* Q4 retail sales growth slows to 11.6 pct
* Driver shortage in London, south east
* Shortage driving-up wage levels (Adds detail, analyst comment, updates shares)
LONDON, Dec 14 (Reuters) - British online grocer Ocado suffered a slow down in sales growth in its latest quarter, blaming a shortage of drivers across the industry and increasing wage costs.
Ocado, which last month secured its biggest overseas deal so far - a partnership with French supermarket group Casino - said that in parts of London and south east England it had found it much harder than anticipated to recruit enough drivers, and had had to offer higher wage rates.
About half of Ocado's total workforce of 12,000 are drivers.
"A shortage of capacity, with the lack of drivers in certain locations being the largest factor, restricted our sales growth," said Chief Executive Tim Steiner.
"While this driver shortage has now been largely resolved, there was some short term impact on average orders per week over the period."
Shares in Ocado, up 29 percent so far this year, reversed early losses to be up 3.9 percent at 1021 GMT.
Partnerships with retailers overseas are seen by analysts as a key influence on the share price of Ocado, which has a UK grocery market share of 1.3 percent, according to industry data.
On Thursday, Steiner reiterated Ocado's confidence in signing more deals in the medium term.
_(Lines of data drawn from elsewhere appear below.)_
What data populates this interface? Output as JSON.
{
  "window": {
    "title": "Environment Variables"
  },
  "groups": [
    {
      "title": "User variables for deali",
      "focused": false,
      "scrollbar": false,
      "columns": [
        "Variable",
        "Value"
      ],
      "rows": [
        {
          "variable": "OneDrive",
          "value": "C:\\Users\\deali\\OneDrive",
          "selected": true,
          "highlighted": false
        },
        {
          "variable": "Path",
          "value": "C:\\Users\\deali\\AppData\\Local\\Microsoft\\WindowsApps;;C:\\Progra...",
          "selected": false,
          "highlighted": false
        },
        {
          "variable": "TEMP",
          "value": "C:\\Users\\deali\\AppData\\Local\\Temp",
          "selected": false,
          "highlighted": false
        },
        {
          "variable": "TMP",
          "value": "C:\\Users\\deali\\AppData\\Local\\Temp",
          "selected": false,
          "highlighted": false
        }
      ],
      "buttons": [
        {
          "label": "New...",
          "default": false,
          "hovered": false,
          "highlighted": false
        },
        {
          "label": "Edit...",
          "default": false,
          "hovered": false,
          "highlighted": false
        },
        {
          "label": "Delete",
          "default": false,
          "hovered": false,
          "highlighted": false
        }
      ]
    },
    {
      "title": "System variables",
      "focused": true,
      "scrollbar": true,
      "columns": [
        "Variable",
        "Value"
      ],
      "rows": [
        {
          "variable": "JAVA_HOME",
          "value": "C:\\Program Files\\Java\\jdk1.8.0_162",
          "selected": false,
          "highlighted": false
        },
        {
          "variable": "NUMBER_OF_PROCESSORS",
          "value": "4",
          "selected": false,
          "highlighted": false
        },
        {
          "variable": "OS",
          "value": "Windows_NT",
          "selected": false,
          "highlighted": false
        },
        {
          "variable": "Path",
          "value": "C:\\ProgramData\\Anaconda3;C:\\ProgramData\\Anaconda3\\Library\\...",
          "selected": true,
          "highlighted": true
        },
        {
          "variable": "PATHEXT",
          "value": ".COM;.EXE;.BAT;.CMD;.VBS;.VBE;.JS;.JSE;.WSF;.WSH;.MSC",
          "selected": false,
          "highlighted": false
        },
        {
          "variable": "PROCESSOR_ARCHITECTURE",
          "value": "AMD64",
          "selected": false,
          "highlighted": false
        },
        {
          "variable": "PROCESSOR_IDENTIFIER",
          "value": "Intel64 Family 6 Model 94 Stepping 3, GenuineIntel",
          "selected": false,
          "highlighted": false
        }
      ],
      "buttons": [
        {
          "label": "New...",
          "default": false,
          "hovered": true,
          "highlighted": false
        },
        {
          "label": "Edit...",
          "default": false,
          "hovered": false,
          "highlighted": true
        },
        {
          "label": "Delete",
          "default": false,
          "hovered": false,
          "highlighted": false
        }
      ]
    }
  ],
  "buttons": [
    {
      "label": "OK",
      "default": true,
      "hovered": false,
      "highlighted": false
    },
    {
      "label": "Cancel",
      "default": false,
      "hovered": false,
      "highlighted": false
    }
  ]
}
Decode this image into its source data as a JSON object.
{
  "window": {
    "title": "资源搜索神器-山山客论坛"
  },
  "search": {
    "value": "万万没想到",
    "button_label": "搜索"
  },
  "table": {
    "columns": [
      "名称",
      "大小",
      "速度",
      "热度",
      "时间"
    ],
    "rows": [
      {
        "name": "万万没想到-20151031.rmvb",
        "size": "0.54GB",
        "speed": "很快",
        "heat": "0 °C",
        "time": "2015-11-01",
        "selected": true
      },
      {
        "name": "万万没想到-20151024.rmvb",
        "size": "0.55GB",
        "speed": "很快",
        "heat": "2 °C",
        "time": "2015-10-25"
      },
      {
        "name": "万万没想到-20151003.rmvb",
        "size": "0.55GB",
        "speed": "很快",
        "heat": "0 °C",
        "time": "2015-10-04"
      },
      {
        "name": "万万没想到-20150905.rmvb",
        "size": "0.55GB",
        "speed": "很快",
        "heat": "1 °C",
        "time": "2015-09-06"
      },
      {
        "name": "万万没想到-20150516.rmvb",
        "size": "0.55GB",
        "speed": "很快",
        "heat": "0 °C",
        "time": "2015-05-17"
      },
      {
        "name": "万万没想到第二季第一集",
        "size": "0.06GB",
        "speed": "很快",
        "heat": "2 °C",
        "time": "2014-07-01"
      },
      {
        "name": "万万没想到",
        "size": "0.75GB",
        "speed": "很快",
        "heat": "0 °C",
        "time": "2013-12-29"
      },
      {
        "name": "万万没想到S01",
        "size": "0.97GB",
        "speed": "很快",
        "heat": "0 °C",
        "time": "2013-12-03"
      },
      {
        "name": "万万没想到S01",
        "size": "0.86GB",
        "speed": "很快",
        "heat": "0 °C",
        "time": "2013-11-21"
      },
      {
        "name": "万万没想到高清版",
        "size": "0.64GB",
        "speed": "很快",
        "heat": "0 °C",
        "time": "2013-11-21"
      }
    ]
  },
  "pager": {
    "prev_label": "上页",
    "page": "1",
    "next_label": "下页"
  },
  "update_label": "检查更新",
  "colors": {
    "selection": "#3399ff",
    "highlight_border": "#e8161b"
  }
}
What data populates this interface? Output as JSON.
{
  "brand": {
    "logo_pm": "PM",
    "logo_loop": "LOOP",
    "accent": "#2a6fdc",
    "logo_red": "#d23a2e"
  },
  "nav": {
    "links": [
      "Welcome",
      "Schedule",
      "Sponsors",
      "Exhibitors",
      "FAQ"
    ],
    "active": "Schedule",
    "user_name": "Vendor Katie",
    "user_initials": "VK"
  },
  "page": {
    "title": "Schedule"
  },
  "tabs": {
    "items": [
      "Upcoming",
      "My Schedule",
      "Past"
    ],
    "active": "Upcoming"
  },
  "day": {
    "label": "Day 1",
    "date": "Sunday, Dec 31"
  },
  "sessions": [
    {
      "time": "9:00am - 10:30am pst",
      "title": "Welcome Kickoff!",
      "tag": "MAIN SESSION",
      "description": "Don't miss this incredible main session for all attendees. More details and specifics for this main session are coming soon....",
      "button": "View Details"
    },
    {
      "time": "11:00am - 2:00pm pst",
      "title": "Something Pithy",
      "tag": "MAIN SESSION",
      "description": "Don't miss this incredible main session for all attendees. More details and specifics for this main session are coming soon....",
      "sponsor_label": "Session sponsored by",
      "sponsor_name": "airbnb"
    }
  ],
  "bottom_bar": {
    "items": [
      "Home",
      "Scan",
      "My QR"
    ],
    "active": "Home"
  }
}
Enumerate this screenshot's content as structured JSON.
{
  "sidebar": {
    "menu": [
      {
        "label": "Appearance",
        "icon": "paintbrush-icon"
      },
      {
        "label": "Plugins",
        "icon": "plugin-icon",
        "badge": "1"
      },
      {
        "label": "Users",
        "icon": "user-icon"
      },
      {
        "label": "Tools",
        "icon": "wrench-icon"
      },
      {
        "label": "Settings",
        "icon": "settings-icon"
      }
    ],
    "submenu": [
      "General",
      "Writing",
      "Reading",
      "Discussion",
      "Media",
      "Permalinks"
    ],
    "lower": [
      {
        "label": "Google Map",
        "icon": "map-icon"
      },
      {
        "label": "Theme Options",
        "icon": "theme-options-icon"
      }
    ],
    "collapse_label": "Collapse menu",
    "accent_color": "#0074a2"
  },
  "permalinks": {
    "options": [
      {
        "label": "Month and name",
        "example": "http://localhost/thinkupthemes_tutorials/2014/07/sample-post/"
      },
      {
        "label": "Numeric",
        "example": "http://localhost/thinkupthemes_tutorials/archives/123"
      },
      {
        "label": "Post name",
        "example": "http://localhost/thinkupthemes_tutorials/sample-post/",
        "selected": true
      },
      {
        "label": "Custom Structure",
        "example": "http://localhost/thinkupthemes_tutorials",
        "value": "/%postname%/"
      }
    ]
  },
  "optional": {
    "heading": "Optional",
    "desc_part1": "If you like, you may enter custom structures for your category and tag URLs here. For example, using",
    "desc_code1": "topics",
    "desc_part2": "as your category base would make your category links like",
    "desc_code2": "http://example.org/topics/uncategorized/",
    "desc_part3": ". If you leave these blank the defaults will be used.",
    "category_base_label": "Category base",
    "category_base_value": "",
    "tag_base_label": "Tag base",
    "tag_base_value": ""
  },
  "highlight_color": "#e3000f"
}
Ocado declined to comment on market speculation that U.S. giant Walmart could be interested.
Ocado, which sells products supplied by upmarket grocer Waitrose and also has its own distribution agreement with Britain's No. 4 supermarket Morrisons, said retail sales rose 11.6 percent to 373.8 million pounds ($501.6 million) in the 14 weeks to Dec. 3, its fiscal fourth quarter, having increased 13.1 percent in the previous quarter.
Average orders per week increased 11.1 percent to 280,000, versus growth of 16 percent in the previous quarter, while average order size rose 0.3 percent to 106.1 pounds.
Chief Financial Officer Duncan Tatton-Brown said the sales increase would have been "closer to 13 percent" were it not for the driver shortage.
"I don't think this is a unique problem (to Ocado)," he told Reuters. "It's pretty clear that employment levels in London and the south east of the country are pretty high and there's a lot of growth in e-commerce and delivery generally."
But not everyone was convinced by Ocado's explanation.
"Management blame the slowdown largely on a lack of drivers in certain locations but we can't see that causing such a large drop-off in orders per week growth," said Bernstein analyst Bruno Monteyne, who has an 'underperform' rating on the stock.
Prior to Thursday's update, analysts average forecast for 2016-17 core earnings was 90.6 million pounds, up from 84.3 million in 2015-16, according to a consensus compiled by Ocado.
Tatton-Brown said he did not expect "material" moves to the consensus forecast.
The Casino deal came five months after Ocado clinched a long awaited first overseas licensing deal with an unidentified European retailer, though it was for software only.